[ Japanese Television ]

Issue 49
March 1997



Mokugeki Dokyun
Eyewitness Dokyun-mentary
KBC Wed 7.00PM


(By Couch Jagaimo)

Have you ever wondered about all those copper headed kids handing out tissues for telephone clubs outside Fukuoka station. What kind of food do they eat? Are their parents salariman or construction workers? Can they spell (or kanji)? If they hand out tissues all day and ride motorbikes all night do they sleep? And what do those teenage girls do when they get pregnant? Well luck has it that a TV program brings you all this information and more on a documentary with a difference.

Mokugeki Dokyun is a program that follows the life of a girl, a rebel in her teens. Usually from a single parent family who caused no end of trouble to her parents. Stealing, bosozokuing, in trouble with police, you name it. And as nature will have it, most of these girls get pregnant. The daddy is usually not your straight A's student, but a strange sense of Japanese pride usually keeps him close by.
Soon these young mothers realise how hard looking after children can be. And they think back to how they treated their mother, all the shit they put them through. Tears fill their eyes as they build up the courage to go back home and say sorry.

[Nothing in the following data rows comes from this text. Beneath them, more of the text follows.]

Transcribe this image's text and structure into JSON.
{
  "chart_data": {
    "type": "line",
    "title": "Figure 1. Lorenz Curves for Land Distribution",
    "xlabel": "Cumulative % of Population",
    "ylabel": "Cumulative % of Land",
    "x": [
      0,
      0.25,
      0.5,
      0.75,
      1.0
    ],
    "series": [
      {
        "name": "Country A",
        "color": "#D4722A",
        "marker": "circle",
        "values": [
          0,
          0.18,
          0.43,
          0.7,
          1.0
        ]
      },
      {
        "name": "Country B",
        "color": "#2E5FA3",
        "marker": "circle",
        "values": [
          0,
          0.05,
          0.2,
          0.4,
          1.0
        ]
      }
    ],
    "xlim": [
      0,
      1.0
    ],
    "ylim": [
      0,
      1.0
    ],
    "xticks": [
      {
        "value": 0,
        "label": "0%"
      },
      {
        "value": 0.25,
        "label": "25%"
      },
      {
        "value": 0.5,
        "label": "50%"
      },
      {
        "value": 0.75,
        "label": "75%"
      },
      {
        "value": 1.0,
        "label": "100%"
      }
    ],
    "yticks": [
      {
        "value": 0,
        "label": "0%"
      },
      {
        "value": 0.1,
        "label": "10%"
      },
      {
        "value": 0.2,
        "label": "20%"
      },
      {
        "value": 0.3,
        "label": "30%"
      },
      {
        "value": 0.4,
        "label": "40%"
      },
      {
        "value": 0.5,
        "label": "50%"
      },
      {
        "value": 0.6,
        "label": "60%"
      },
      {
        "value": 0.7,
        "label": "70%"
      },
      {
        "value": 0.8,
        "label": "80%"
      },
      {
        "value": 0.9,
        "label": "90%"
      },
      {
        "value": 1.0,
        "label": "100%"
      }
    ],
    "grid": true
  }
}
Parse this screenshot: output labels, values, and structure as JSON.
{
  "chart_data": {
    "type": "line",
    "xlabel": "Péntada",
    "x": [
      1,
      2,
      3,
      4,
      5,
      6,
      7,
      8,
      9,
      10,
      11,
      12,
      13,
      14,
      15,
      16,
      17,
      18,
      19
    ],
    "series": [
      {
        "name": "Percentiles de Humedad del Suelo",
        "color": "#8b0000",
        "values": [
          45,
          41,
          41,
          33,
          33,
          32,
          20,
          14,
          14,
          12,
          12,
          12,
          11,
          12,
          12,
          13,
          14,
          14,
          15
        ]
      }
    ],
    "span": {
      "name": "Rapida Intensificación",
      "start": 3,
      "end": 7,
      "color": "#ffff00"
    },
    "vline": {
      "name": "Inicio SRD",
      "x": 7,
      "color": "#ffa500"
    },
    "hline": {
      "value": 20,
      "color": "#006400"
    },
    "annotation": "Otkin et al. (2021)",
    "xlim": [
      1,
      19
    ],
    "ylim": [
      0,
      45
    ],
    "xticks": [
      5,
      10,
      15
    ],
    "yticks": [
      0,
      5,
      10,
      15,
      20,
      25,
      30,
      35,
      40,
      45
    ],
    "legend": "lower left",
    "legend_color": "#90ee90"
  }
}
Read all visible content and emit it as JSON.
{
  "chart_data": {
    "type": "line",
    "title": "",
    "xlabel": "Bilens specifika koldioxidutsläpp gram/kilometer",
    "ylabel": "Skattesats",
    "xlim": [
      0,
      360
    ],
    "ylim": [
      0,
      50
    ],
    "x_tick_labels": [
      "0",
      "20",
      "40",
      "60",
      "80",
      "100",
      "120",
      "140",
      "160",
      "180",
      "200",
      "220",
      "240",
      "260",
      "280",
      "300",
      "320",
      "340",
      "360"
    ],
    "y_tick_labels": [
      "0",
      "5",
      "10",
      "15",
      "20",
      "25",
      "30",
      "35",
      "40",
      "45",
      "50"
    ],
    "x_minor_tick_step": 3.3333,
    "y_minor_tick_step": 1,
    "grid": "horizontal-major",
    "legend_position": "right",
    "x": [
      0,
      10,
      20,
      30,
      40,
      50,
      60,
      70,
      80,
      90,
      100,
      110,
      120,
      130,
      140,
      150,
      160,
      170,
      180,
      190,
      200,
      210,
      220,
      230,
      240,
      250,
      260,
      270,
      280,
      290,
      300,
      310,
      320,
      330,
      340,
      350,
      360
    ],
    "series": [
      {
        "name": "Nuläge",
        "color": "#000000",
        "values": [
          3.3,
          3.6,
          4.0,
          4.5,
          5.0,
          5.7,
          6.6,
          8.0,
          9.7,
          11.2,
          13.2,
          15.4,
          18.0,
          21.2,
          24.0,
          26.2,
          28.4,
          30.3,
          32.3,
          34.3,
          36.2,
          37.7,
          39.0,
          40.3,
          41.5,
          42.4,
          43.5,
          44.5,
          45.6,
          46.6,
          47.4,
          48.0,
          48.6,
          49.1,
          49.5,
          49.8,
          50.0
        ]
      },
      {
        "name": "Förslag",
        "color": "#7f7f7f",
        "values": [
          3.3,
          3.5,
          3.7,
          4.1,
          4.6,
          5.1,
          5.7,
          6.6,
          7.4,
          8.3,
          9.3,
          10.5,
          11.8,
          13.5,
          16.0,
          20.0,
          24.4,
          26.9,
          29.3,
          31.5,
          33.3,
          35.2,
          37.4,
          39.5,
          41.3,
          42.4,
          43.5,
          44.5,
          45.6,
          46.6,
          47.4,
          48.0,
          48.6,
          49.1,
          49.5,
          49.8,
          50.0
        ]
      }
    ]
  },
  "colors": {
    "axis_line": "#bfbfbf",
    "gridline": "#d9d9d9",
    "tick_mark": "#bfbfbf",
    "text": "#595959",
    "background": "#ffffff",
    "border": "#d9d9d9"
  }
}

And as usual these couples have missed out on that all so important Japanese tradition, the wedding ceremony. Being undereducated and young usually means a low income (but always enough money to buy cigarettes) However the generosity of the TV station overcomes the problem of poverty and gives the couple the opportunity to put on the nuptial robes and in a burst of emotion the mother and daughter make up after years of fighting.

This is one example of the human documentaries on this program, but they are all designed to make people feel better. It makes you feel better because it shows you that some people have a life a thousand times more miserable than your own.